Title

Improving Performance and Energy Efficiency of Matrix Multiplication via Pipeline Broadcast

Document Type

Conference Proceeding

Language

eng

Format of Original

5 p.

Publication Date

9-2013

Publisher

Institute of Electrical and Electronics Engineers (IEEE)

Source Publication

42nd International Conference on Parallel Processing (ICPP) 2013

Source ISSN

0190-3918

Original Item ID

doi: 10.1109/CLUSTER.2013.6702672

Abstract

Boosting performance and energy efficiency of scientific applications running on high performance computing systems arise cruicially nowadays. Software and hardware based solutions for improving communication performance have been recognized as significant means of achieving performance gain and thus energy savings for such applications. As a fundamental component of most numerical linear algebra algorithms, improving performance and energy efficiency of distributed matrix multiplication is of major concerns. For such purposes, we propose a high performance communication scheme that fully exploits network bandwidth via non-blocking pipeline broadcast with tuned chunk size.
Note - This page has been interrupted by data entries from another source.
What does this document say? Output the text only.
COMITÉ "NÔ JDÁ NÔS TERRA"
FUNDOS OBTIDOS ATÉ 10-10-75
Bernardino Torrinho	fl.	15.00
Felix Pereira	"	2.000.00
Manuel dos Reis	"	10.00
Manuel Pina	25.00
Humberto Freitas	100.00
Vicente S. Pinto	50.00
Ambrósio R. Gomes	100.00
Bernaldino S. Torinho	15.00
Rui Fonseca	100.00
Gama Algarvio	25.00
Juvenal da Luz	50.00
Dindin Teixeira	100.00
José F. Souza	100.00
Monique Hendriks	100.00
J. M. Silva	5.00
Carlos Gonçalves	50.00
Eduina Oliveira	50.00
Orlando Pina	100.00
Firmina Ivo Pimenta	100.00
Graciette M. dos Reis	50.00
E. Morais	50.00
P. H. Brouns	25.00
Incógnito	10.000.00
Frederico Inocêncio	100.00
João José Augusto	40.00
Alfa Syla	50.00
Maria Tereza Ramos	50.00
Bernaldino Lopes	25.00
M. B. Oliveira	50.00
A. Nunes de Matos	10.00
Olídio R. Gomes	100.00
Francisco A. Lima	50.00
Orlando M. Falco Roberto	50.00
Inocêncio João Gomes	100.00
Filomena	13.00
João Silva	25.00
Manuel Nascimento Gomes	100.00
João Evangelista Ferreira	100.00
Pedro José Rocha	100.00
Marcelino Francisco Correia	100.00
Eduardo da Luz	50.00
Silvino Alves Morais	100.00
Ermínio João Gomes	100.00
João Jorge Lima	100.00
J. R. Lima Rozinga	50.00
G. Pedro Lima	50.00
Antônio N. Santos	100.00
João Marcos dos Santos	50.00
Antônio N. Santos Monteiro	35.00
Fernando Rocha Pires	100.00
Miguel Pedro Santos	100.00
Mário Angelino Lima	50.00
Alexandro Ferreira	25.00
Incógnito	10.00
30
Empirically, substantial performance gain up to 8.4% and energy savings up to 6.9% are achieved compared to blocking pipeline broadcast, and against binomial tree broadcast, performance gain up to 6.5% and energy savings up to 6.1% are observed on a 64-core cluster.

Comments

Published as part of the proceedings of the conference, 2013 IEEE International Conference on Cluster Computing (CLUSTER), 2013: 1-5. DOI.